This 3D brain bending staircase has just won the best illusion of the year for 2020

It’s been a year, but we’re home. Now, let’s celebrate by looking at something very strange that doesn’t seem to make any sense to my poor confused brain.

What we have here is the winner of this year’s Best Illusion of the Year competition for 2020, and he is truly a worthy mind lunatic, taking one of the most famous traditional 2D optical illusions and realizing it confusingly in three-dimensional space.

It was designed by the mischievous mathematician Kokichi Sugihara – a celebrated Japanese illusionist and repeated winner whose work we have repeatedly featured on the site – this is called the 3D Schröder Staircase.

The classic Schröder Staircase, published in 1858 by German scientist Heinrich GF Schröder, would later evolve into other forms in the work of Dutch artist MC Escher, but the astonishing simplicity of the original is still astonishing.

In the illustration, at first it seems an unambiguous representation of one staircase seen from above, two staircases (the other seen from below).

010 staircase shroeder 1Schröder staircase. (Heinrich GF Schröder, via Kokichi Sugihara)

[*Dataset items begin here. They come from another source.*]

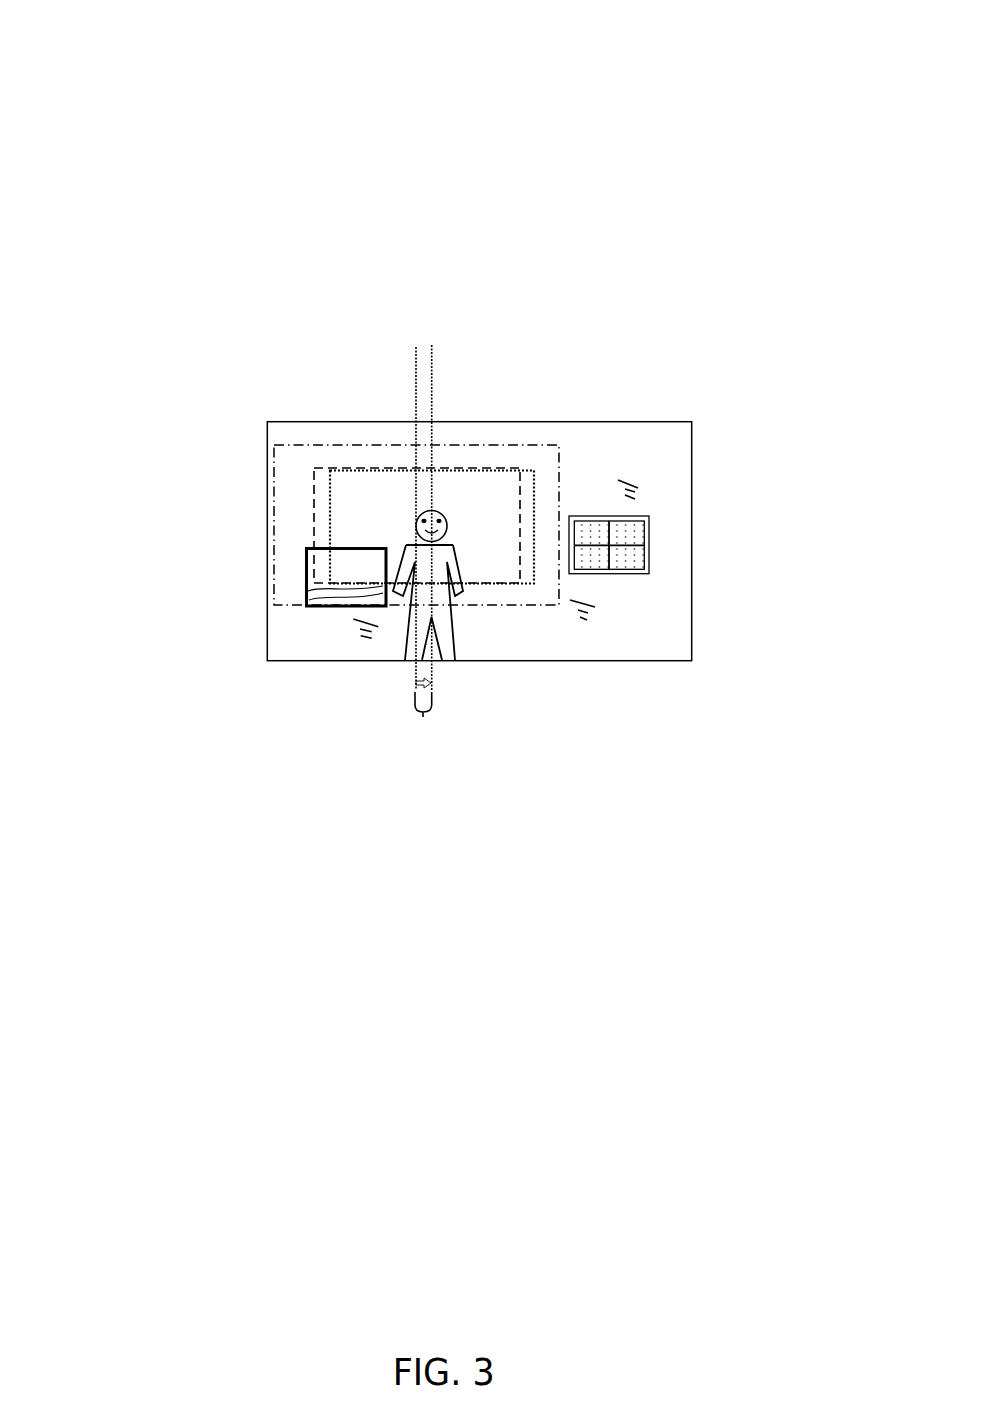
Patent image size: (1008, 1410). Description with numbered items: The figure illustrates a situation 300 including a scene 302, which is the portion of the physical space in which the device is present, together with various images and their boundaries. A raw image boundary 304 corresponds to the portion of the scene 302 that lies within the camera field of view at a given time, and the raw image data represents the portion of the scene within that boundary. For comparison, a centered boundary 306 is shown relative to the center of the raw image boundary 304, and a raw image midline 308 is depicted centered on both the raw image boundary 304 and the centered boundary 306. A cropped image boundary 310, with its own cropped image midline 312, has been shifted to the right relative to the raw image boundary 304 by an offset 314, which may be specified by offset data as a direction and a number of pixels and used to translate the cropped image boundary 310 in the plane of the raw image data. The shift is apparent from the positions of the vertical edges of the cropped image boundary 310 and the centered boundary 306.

The situation 300 is at (770, 57).
The scene 302 is at (296, 422).
The raw image boundary 304 is at (508, 606).
The centered boundary 306 is at (314, 530).
The raw image midline 308 is at (416, 347).
The cropped image boundary 310 is at (527, 469).
The cropped image midline 312 is at (432, 345).
The offset 314 is at (424, 724).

If you can’t visualize it, simply turning Schröder’s staircase upside down makes the alternative perspective visible … but perhaps only briefly, before your mind experiences the psychological phenomenon of Gestalt Shift, in which your perception goes back to its earlier interpretation.

In his new address to this already twisted topic, Sugihara has now reshaped the same illusion of a 2D staircase into 3D form, devising a cardboard clipping that does exactly the same trick when viewed from a particular perspective – although the actual physical shape of what you see is nothing like what it looks like. .

“The existing 3D object also has two interpretations, both of which are viewed from above, and the interpretations switch from one to the other when we rotate the object 180 degrees around the vertical axis,” Sugihara says.

010 shroeder staircase 33D Schröder staircase. (Kokichi Sugihara)

But only because that’s it it seems like does not mean that it is what it is.

On his website, Sugihara teases how an illusion is actually created, going as far as providing a free diagram of a ‘construction kit’ for impossible steps, in case you like to make a storage set at home.

At the heart of the illusion is a simple trick: stairs can look like stairs, but they are actually a flat surface, cleverly using corners and shading to fool your brain.

To facilitate the work of visual perception, our brain makes convenient assumptions wherever it can. Dark tones mean shadows, hinting at depth; Convergent lines are usually a measure of distance. Put them together and your lazy brain will try to find a familiar story that matches the shapes. Of course it’s not okay, but usually these forms actually form staircases.

“This object is an example of my experimental material for researching brain behavior that is capable of misperceiving 2D images as 3D objects when embedded in real 3D structures,” Sugihara explains, noting that adding real 3D side walls and support pillars fulfills an enchanting illusion.

“As a result, we notice a new ambiguity, which differs from that of the original Schröder staircase.”

In addition to turning the 3D Schröder stairs (the 3D equivalent of turning the 2D illustration upside down), careful positioning with a mirror also reveals something unusual: both perspectives are seen at the same time, and the Gestalt Shift can do nothing about it.

010 staircase shroeder 3(Kokichi Sugihara)

Wonderful. Congratulations, Kokichi Sugihara!

For even more illusions from this year’s competition, you can see all the finalists on the Best Illusions of the Year website.